I am aware that some experts color their opinions to suit their interests, too readily assuming that they are justified in advancing specious arguments to support their employer’s side of the case; but it .has not been my experience that they deliberately misstate facts, as distinguished from opinions, with greater frequency than other witnesses.

At the request of the parties, I personally examined the ground, and I am asked by the plaintiffs to accept my own impressions of the nature of the rock as against this evidence. Two opposing theories are held .as to such views of premises by court or jury. According to the first theory, such a view is not for the purpose of obtaining evidence, but only for the better understanding of the evidence given. The facts ascertained by the view are not regarded as a part of the proof. Close v. Samm, 27 Iowa, 503; Jeffersonville, etc., R. Co. v. Bowen, 40 Ind. 545; Heady v. Turnpike Co., 52 Ind. 117; L. & N., etc., R. Co. v. Wood, 113 Ind. 544, 14 N. E. 572, 16 N. E. 197; Sasse v. State, 68 Wis. 530, 32 N. W. 849. But by the weight of authority the facts ascertained by a view are to be considered as in evidence and given due weight in reaching- a conclusion. Indeed, any other rule is incapable of practical application. Washburn v. Railroad Co., 59 Wis. 364, 368, 18 N. W. 328; Denver T. & F. Co. v. Ditch Co., 11 Colo. App. 41, 52 Pac. 224; Tully v. Railroad Co., 134 Mass. 499; People v. Milner, 122 Cal. 171, 54 Pac. 833; McGar v. Bristol, 71 Conn. 652, 42 Atl. 1000; Maywood Co. v. Maywood, 140 Ill. 216, 29 N. E. 704; Chicago, etc., R. Co. v. Parsons, 51 Kan. 408, 32 Pac. 1083; Shepherd v. Camden, 82 Me. 535, 20 Atl. 91; Seattle, etc., R. Co. v. Roeder, 30 Wash. 244, 70 Pac. 498, 94 Am. St. Rep. 864; Fox v. *617B. & O. R. Co., 34 W. Va. 466, 12 S. E. 757; U. S. v. Seufert Bros. Co. (C. C.) 87 Fed. 35.

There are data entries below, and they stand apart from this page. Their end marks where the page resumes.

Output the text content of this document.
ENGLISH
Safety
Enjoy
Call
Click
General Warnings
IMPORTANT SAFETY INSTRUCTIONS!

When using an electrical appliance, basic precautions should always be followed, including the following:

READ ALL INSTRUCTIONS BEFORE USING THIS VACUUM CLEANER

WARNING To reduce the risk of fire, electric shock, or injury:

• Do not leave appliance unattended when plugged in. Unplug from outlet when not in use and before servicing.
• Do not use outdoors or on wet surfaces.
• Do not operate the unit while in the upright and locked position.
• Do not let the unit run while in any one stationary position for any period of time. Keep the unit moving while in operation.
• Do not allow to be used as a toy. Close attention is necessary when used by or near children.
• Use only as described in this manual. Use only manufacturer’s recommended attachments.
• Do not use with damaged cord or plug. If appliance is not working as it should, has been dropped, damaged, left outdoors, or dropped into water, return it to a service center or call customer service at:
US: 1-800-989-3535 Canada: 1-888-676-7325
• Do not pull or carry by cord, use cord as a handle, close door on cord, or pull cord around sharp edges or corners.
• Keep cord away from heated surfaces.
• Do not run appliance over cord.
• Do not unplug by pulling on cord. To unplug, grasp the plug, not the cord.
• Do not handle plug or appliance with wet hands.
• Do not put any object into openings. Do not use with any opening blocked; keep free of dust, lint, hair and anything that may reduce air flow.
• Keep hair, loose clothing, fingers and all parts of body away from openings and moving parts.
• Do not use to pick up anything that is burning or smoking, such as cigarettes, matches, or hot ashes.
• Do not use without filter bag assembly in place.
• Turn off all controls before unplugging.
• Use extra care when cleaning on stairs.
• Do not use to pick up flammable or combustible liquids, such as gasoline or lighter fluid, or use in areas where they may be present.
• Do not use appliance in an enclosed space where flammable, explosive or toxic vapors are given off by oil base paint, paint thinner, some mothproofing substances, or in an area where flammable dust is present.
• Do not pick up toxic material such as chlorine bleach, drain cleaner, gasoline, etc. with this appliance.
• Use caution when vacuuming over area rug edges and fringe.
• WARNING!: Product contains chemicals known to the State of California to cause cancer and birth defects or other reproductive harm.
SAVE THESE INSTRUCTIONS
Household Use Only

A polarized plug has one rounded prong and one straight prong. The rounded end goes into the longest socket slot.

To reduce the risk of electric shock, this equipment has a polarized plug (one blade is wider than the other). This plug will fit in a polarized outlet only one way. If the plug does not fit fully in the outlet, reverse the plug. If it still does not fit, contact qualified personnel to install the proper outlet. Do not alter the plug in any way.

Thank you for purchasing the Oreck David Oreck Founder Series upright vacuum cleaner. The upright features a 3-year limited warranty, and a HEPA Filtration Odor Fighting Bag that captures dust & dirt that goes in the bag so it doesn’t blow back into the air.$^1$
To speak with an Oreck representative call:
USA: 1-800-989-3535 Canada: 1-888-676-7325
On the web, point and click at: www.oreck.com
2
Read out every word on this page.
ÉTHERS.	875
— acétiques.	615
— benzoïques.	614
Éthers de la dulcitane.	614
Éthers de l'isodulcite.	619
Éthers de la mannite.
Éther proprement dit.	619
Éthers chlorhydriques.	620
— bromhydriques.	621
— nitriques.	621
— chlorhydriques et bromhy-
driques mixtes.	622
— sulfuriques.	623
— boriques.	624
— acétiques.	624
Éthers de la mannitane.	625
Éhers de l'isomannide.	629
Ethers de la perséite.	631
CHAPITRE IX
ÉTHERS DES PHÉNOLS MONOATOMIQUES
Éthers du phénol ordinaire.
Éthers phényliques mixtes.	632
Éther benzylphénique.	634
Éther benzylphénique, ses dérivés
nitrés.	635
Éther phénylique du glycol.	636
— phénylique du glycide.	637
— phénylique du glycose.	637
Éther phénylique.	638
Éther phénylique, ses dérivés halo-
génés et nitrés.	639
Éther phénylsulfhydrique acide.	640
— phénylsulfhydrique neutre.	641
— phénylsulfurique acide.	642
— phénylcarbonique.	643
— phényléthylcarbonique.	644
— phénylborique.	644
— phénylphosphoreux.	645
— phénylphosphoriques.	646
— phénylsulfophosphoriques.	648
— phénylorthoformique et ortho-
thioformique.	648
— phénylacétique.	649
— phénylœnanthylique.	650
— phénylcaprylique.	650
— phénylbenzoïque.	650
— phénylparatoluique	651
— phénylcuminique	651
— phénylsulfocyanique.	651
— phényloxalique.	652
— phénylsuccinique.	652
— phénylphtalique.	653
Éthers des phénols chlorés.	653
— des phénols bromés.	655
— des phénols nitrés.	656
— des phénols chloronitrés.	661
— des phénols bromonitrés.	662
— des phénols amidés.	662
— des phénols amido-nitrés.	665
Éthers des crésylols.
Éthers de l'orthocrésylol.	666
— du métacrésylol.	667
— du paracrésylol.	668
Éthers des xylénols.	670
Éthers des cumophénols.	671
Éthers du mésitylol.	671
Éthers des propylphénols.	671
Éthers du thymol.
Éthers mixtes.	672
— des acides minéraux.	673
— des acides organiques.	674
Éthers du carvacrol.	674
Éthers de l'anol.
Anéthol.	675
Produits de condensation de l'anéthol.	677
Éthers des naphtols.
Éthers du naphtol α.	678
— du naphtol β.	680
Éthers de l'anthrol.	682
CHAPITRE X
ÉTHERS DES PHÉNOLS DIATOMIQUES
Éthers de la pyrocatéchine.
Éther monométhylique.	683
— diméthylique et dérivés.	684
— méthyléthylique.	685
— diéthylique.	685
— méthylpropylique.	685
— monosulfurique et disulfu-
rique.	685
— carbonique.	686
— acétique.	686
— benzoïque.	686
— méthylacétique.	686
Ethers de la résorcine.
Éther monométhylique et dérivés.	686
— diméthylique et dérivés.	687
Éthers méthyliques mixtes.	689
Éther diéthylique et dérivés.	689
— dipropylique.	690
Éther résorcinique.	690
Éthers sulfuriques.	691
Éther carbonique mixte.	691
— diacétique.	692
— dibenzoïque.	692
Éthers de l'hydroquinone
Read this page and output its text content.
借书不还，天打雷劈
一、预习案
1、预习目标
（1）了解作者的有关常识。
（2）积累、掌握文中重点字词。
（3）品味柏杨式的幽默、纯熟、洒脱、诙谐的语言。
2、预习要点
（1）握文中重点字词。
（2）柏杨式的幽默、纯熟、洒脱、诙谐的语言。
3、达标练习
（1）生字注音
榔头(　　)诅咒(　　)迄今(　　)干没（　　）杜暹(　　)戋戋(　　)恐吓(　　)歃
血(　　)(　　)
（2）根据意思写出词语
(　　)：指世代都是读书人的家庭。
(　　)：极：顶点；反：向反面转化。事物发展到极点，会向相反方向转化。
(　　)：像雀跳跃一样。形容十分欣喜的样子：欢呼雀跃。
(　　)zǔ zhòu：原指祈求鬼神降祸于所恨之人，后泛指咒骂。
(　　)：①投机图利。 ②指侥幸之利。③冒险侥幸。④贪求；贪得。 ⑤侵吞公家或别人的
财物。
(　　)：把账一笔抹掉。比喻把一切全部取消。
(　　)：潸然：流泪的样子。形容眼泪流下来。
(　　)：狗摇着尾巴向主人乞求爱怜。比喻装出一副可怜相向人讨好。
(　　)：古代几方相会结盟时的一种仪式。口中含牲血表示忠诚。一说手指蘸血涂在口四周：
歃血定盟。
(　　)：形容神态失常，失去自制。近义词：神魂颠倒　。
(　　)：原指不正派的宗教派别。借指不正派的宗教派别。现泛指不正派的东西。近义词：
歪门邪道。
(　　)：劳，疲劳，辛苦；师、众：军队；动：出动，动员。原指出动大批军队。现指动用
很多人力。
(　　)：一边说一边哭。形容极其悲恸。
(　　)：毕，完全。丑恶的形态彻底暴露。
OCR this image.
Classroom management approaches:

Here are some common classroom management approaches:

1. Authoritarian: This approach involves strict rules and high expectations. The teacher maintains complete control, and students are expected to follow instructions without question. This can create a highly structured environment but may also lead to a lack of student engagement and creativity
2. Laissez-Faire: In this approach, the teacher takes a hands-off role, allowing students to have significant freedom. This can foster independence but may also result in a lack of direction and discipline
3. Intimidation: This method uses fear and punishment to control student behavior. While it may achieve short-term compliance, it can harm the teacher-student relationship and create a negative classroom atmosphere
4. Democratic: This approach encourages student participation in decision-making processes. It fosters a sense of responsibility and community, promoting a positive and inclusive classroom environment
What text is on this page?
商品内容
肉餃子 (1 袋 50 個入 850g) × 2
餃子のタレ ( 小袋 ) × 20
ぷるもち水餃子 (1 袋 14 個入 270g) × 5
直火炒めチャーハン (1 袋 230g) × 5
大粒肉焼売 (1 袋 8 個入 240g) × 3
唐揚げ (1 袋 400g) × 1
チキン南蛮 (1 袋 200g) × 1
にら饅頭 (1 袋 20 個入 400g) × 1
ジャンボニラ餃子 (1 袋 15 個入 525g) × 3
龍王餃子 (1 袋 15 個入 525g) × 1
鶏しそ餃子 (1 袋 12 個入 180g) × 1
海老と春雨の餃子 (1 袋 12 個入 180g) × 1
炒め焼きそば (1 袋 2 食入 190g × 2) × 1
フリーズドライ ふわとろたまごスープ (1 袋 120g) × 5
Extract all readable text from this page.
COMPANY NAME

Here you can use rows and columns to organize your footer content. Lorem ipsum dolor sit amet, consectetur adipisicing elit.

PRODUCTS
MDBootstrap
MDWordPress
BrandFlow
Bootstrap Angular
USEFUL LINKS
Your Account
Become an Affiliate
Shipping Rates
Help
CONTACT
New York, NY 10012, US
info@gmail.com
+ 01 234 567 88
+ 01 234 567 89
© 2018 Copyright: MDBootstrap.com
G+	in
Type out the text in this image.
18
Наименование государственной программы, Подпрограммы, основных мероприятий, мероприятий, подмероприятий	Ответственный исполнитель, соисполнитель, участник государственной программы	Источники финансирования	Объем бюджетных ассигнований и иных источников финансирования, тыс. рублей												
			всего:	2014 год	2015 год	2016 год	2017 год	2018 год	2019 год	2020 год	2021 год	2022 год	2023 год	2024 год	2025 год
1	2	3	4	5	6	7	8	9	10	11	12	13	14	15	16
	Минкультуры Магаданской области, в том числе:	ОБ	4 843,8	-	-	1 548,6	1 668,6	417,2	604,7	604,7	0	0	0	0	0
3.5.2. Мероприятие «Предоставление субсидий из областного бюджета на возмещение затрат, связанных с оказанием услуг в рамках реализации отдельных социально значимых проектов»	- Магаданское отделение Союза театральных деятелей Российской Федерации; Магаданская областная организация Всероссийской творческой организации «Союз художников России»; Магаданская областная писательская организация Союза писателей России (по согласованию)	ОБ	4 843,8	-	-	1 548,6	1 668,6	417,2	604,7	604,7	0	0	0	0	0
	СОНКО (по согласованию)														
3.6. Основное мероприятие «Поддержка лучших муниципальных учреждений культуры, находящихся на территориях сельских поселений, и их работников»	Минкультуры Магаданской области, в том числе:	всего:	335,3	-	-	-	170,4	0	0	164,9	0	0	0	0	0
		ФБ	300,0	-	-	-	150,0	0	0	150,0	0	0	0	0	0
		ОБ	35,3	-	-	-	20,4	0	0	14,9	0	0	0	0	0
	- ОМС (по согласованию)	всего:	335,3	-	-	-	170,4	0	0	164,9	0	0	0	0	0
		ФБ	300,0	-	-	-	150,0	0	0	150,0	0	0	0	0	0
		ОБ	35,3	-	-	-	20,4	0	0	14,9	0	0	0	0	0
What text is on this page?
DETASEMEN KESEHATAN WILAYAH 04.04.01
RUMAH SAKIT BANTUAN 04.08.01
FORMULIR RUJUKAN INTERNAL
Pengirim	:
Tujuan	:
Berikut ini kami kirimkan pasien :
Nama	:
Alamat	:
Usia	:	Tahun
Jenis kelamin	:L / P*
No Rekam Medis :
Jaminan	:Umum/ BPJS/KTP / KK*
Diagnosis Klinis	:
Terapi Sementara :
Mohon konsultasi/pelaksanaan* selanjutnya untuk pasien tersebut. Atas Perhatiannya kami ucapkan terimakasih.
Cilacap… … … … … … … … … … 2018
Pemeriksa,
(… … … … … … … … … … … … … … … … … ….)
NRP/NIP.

But, while I agree that I am to consider my own impressions obtained from a view of the premises, the question still remains as to the weight to be attached to such impressions. The appearances on the ground were confessedly ambiguous. The question was one on which experts had differed. It was admitted by both sides that a microscopic examination of the rock was the only absolutely reliable test. Defendant’s witnesses had in advance conceded that even an experienced miner might be deceived on an ordinary inspection. Under these circumstances, and concerning a matter involving special knowledge and experience, it would be a great presumption on my part to attach material weight to impressions gained by my own inspection. It is unnecessary, therefore, to state the result of that inspection. The weight of the evidence is, I think, with the defendant on this issue.

[5] It is not necessary to consider whether the defendant takes the entire vein in dispute by virtue of its ownership of the Roman Empire and Montana claims, in accordance with the decisions of the Circuit Court of Appeals of the Ninth Circuit in Empire State-Idaho Mining & Development Co. v. Bunker Hill & Sullivan Mining & Concentrating Co., 121 Fed. 973, 58 C. C. A. 311, and Empire State v. Bunker Hill, etc., 131 Fed. 591, 66 C. C. A. 99, or whether as to a part it must rely on the apex in the Columbia, under the Viola-San Carlos Case, Empire State, etc., v. Bunker Hill & Sullivan, etc., Co., 114 Fed. 417, 52 C. C. A. 219. There is no reason to doubt the correctness of this latter decision.

In either event the judgment must be for the defendant.